Cuando tía Estela me llamó desde la ventana, yo no quise entrar. Algo me decía que no, que tenía que quedarme en el parque, con la bicicleta y las plantas, con los gatos de la casita del jardinero y la luz del sol. Mi abuela fue la encargada de presentarme.

-Este es mi nieto Horacio. Querido, saludá al señor Bazán.

Le extendí la mano. Me temblaba. El prometido de tía Dolores me miró. Creí que no iba a saludarme.

-Mucho gusto.-le oí decir.

-Encantado.-murmuré sin ganas.

En la mesa me enteré que era abogado y coleccionista de antigüedades, que trabajaba para una firma rematadora importante de Santa Fe y que se habían conocido con tía Dolores en una exposición de cuadros en el Museo Provincial de Bellas Artes. También supe, esto fue con oír su voz tras cada comentario, que elegía frases cortas para sus respuestas y contentaba aspirando sonoramente, como avergonzado de retomar el hilo de una trivialidad. Me gustaba, sin embargo, su forma de vestir.

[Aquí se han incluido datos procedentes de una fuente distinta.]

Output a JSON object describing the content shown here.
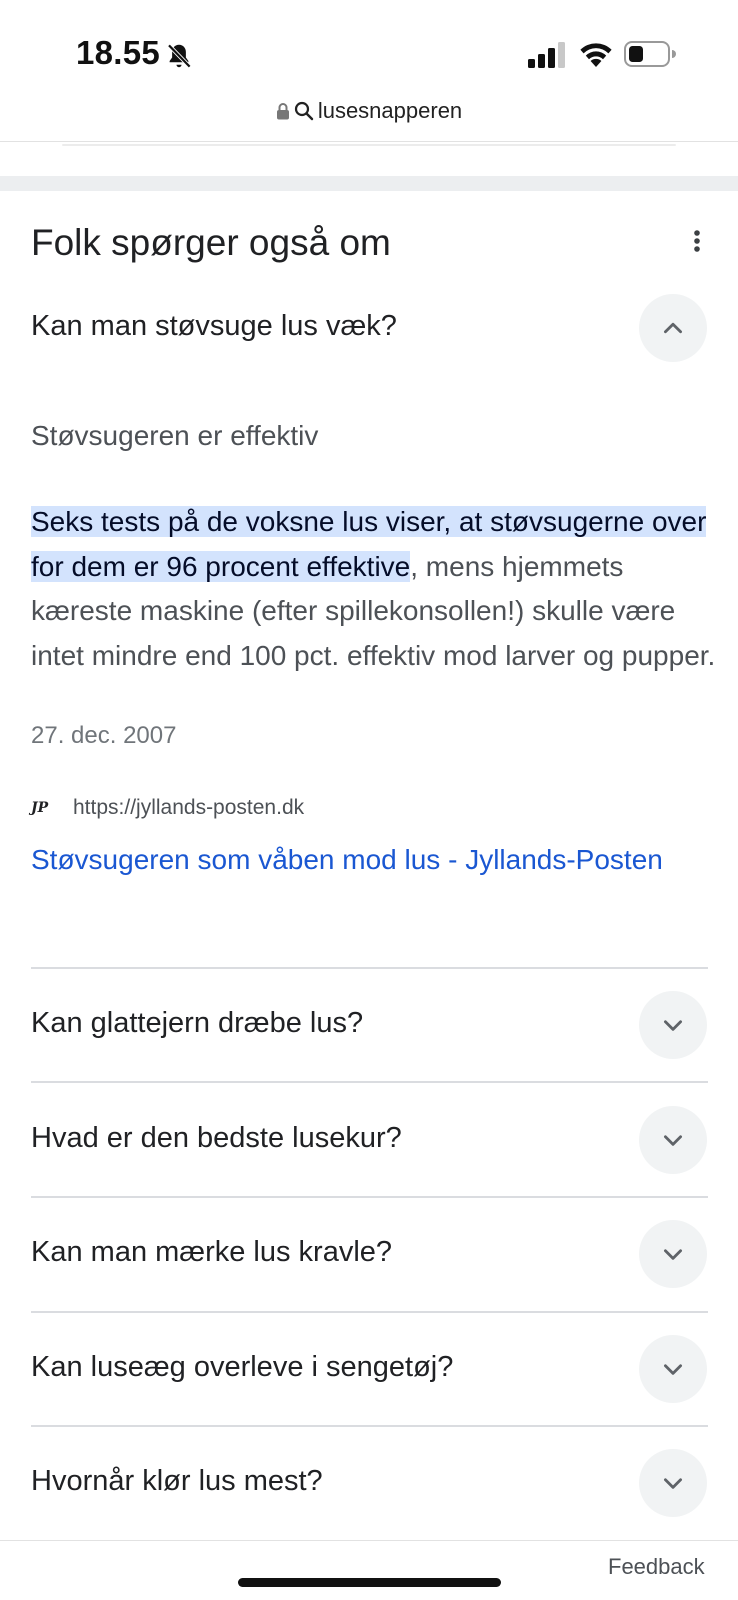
{
  "status_bar": {
    "time": "18.55",
    "icons": [
      "bell-slash-icon",
      "cellular-signal-icon",
      "wifi-icon",
      "battery-icon"
    ]
  },
  "browser": {
    "url_text": "lusesnapperen",
    "icons": [
      "lock-icon",
      "search-icon"
    ]
  },
  "people_also_ask": {
    "title": "Folk spørger også om",
    "menu_icon": "more-vert-icon",
    "questions": [
      {
        "question": "Kan man støvsuge lus væk?",
        "expanded": true,
        "answer": {
          "heading": "Støvsugeren er effektiv",
          "highlighted": " Seks tests på de voksne lus viser, at støvsugerne over for dem er 96 procent effektive",
          "rest": ", mens hjemmets kæreste maskine (efter spillekonsollen!) skulle være intet mindre end 100 pct. effektiv mod larver og pupper.",
          "date": "27. dec. 2007",
          "source_logo": "JP",
          "source_url": "https://jyllands-posten.dk",
          "link_title": "Støvsugeren som våben mod lus - Jyllands-Posten"
        }
      },
      {
        "question": "Kan glattejern dræbe lus?",
        "expanded": false
      },
      {
        "question": "Hvad er den bedste lusekur?",
        "expanded": false
      },
      {
        "question": "Kan man mærke lus kravle?",
        "expanded": false
      },
      {
        "question": "Kan luseæg overleve i sengetøj?",
        "expanded": false
      },
      {
        "question": "Hvornår klør lus mest?",
        "expanded": false
      }
    ]
  },
  "footer": {
    "feedback": "Feedback"
  },
  "colors": {
    "highlight": "#d3e3fd",
    "link": "#1a57d2",
    "chevron_bg": "#f1f3f4"
  }
}
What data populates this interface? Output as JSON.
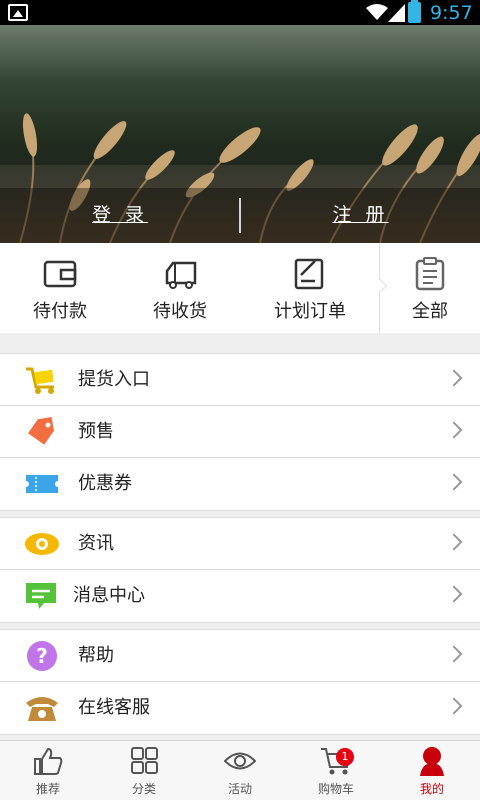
{
  "statusbar": {
    "time": "9:57"
  },
  "hero": {
    "login_label": "登 录",
    "register_label": "注 册"
  },
  "orders": [
    {
      "label": "待付款",
      "icon": "wallet-icon"
    },
    {
      "label": "待收货",
      "icon": "truck-icon"
    },
    {
      "label": "计划订单",
      "icon": "edit-note-icon"
    },
    {
      "label": "全部",
      "icon": "clipboard-icon"
    }
  ],
  "menu": {
    "group1": [
      {
        "label": "提货入口",
        "icon": "cart-delivery-icon"
      },
      {
        "label": "预售",
        "icon": "tag-icon"
      },
      {
        "label": "优惠券",
        "icon": "ticket-icon"
      }
    ],
    "group2": [
      {
        "label": "资讯",
        "icon": "eye-icon"
      },
      {
        "label": "消息中心",
        "icon": "message-icon"
      }
    ],
    "group3": [
      {
        "label": "帮助",
        "icon": "help-icon"
      },
      {
        "label": "在线客服",
        "icon": "telephone-icon"
      }
    ]
  },
  "bottomnav": [
    {
      "label": "推荐",
      "icon": "thumbs-up-icon"
    },
    {
      "label": "分类",
      "icon": "grid-icon"
    },
    {
      "label": "活动",
      "icon": "eye-icon"
    },
    {
      "label": "购物车",
      "icon": "cart-icon",
      "badge": "1"
    },
    {
      "label": "我的",
      "icon": "user-icon",
      "active": true
    }
  ],
  "colors": {
    "accent": "#c8000a",
    "badge": "#e60012",
    "status_blue": "#33b5e5"
  }
}
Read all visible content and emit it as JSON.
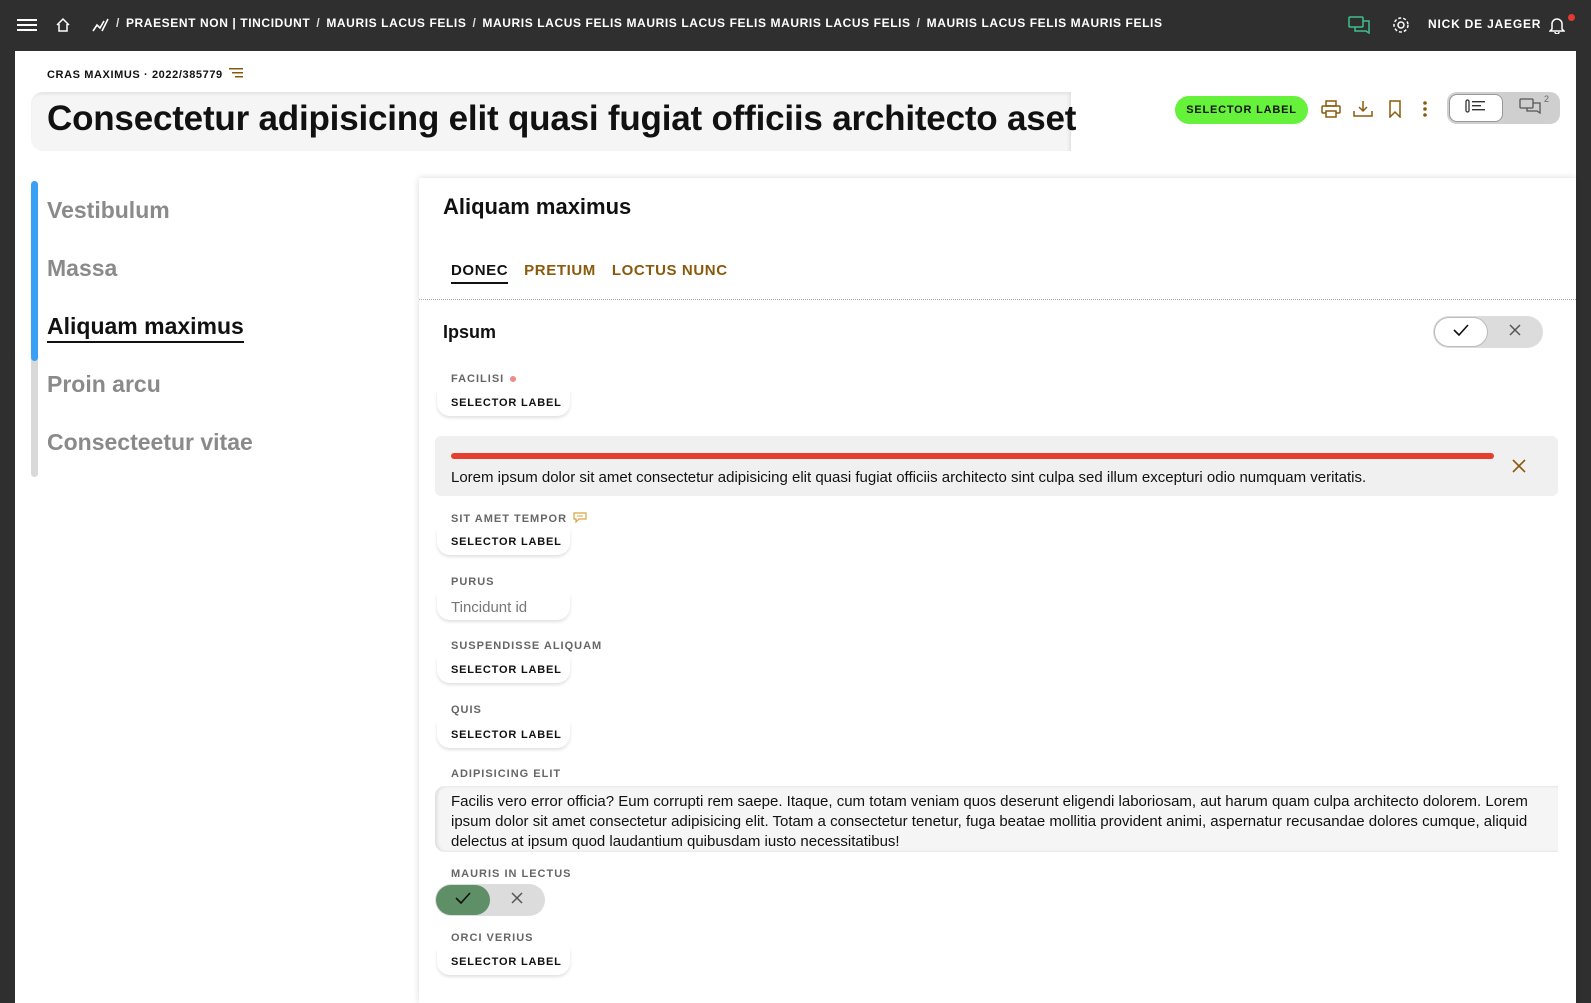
{
  "topbar": {
    "breadcrumb": [
      "PRAESENT NON | TINCIDUNT",
      "MAURIS LACUS FELIS",
      "MAURIS LACUS FELIS MAURIS LACUS FELIS MAURIS LACUS FELIS",
      "MAURIS LACUS FELIS MAURIS FELIS"
    ],
    "separator": "/",
    "user_name": "NICK DE JAEGER",
    "chat_icon_color": "#3fbf8f",
    "notification_dot_color": "#e53935"
  },
  "header": {
    "meta": "CRAS MAXIMUS · 2022/385779",
    "title": "Consectetur adipisicing elit quasi fugiat officiis architecto aset",
    "status_label": "SELECTOR LABEL",
    "status_color": "#66f23b",
    "action_icons": [
      "print-icon",
      "download-icon",
      "bookmark-icon",
      "more-vertical-icon"
    ],
    "accent_color": "#8a5a0c",
    "comment_count": "2"
  },
  "sidenav": {
    "items": [
      "Vestibulum",
      "Massa",
      "Aliquam maximus",
      "Proin arcu",
      "Consecteetur vitae"
    ],
    "active_index": 2,
    "progress_color": "#3aa0f3"
  },
  "card": {
    "title": "Aliquam maximus",
    "tabs": [
      "DONEC",
      "PRETIUM",
      "LOCTUS NUNC"
    ],
    "active_tab": "DONEC",
    "section_title": "Ipsum",
    "fields": {
      "facilisi": {
        "label": "FACILISI",
        "value": "SELECTOR LABEL"
      },
      "sit_amet_tempor": {
        "label": "SIT AMET TEMPOR",
        "value": "SELECTOR LABEL"
      },
      "purus": {
        "label": "PURUS",
        "value": "Tincidunt id"
      },
      "suspendisse_aliquam": {
        "label": "SUSPENDISSE ALIQUAM",
        "value": "SELECTOR LABEL"
      },
      "quis": {
        "label": "QUIS",
        "value": "SELECTOR LABEL"
      },
      "adipisicing_elit": {
        "label": "ADIPISICING ELIT",
        "value": "Facilis vero error officia? Eum corrupti rem saepe. Itaque, cum totam veniam quos deserunt eligendi laboriosam, aut harum quam culpa architecto dolorem. Lorem ipsum dolor sit amet consectetur adipisicing elit. Totam a consectetur tenetur, fuga beatae mollitia provident animi, aspernatur recusandae dolores cumque, aliquid delectus at ipsum quod laudantium quibusdam iusto necessitatibus!"
      },
      "mauris_in_lectus": {
        "label": "MAURIS IN LECTUS",
        "value": "yes"
      },
      "orci_verius": {
        "label": "ORCI VERIUS",
        "value": "SELECTOR LABEL"
      }
    },
    "alert": {
      "text": "Lorem ipsum dolor sit amet consectetur adipisicing elit quasi fugiat officiis architecto sint culpa sed illum excepturi odio numquam veritatis.",
      "color": "#e53f30"
    },
    "toggle_on_color": "#5f8f67"
  }
}
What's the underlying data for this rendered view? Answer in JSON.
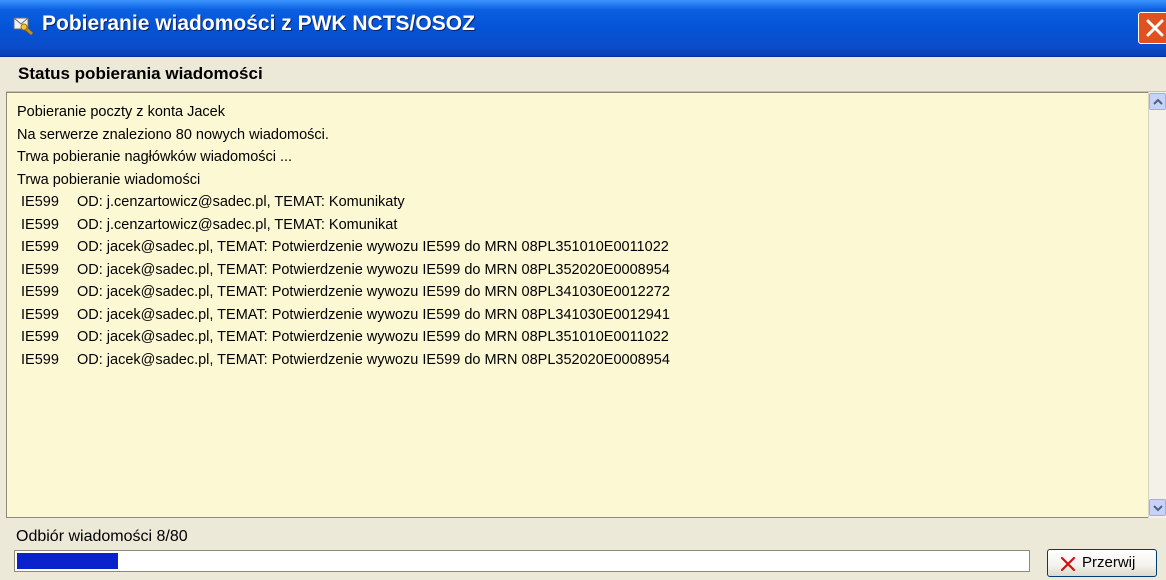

Las camisas de seda, el reloj de oro, la puntualidad al mirar los ojos de tía Dolores cuando era necesario reafirmar el interés que lo movía al romance.

-Pero Horacio, mostrale al señor Bazán esos dibujos que hiciste la otra tarde en la biblioteca. ¡Tiene que verlos Carlos! Son unas flores que de tan naturales parecería que las podemos tocar.

-Quisiera verlos. Sería maravilloso conocer la obra de tan precoz artista.-dijo, llevándose la taza a la boca.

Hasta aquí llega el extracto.